Bacteria-based bio insecticides:
One of the most widely used bioinsecticides is a naturally occurring soil bacterium called Bacillus thuringiensis or Bt. Bt produces a protein which is poisonous to insects. Often within 15 minutes of being eaten, the poisons begin to create ulcers in the insect’s stomach lining. The insect stops eating and eventually dies. Researchers have identified between 500 and 600 strains, or types of Bacillus thuringiensis. Bt is very selective — it affects only a specific species of insect pest and does not harm humans, birds, fish, or beneficial insects. In 1983, a strain of Bt was used in West Africa to wipe out disease-carrying black flies.
 |  |
Fungi-based bio insecticides:
Fungi that cause disease in some 200 different insects are gaining prominence as bioinsecticides. One of the earliest to be discovered in the 1880s is Beauveria bassiana (Bb), a fungus found worldwide in soils and plants. Another half a dozen fungi are also known to have characteristics valuable for insect control. In China, over two million hectares are sprayed with Bb annually to control forestry pests.
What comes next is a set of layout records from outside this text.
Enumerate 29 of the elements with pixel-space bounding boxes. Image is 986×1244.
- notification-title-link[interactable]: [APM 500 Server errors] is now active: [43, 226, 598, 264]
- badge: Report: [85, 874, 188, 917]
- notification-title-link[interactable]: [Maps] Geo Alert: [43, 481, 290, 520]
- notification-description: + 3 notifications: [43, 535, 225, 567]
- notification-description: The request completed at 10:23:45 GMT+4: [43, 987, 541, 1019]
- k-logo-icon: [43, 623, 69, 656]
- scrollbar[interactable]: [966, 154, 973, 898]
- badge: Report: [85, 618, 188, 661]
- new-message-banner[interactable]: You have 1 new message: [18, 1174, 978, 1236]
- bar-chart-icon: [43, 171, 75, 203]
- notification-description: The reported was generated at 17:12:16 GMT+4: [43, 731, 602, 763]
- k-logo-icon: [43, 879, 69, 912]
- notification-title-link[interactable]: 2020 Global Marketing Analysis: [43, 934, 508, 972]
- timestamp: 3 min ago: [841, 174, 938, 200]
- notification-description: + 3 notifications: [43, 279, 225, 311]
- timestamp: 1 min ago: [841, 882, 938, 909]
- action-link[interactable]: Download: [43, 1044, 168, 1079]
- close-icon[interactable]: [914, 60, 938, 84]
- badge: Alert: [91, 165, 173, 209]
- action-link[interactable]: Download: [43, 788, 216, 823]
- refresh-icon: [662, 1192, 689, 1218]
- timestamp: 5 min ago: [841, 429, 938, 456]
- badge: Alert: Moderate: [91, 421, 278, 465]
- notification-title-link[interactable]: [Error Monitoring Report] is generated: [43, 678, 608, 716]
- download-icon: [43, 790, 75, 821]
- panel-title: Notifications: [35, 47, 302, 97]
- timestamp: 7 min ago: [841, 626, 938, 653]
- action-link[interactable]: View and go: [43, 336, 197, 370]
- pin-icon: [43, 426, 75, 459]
Inexpensive fermentation technology is used to mass produce fungi. Spores are harvested and packaged so they can be applied to insect-ridden fields. When the spores are applied, they use enzymes to break through the outer surface of the insects’ bodies. Once inside, they begin to grow and eventually cause death. Bio insecticides based on Bb have many advantages. The fungus does not grow in warm-blooded organisms (such as people), nor does it survive long in water reservoirs or rivers. However, its spores can withstand long periods of dryness and other harsh environmental conditions. Studies to date have shown that the fungus also does not hurt plants and becomes inactivated by the sun’s ultraviolet rays in one to eight weeks. Fungal agents are viewed by some researchers as having the best potential for long-term insect control. This is because these bioinsecticides attack in a variety of ways at once, making it very difficult for insects to develop resistance.
Virus-Based Bio insecticides:
A group of virus-based insecticides that scientists are testing are the rod shaped baculoviruses. Baculoviruses affect insect pests like corn borers, potato beetles, flea beetles and aphids. Example are Nuclear Ploly Hydrosis Virus (NPV) which affects lepidopteran larvae.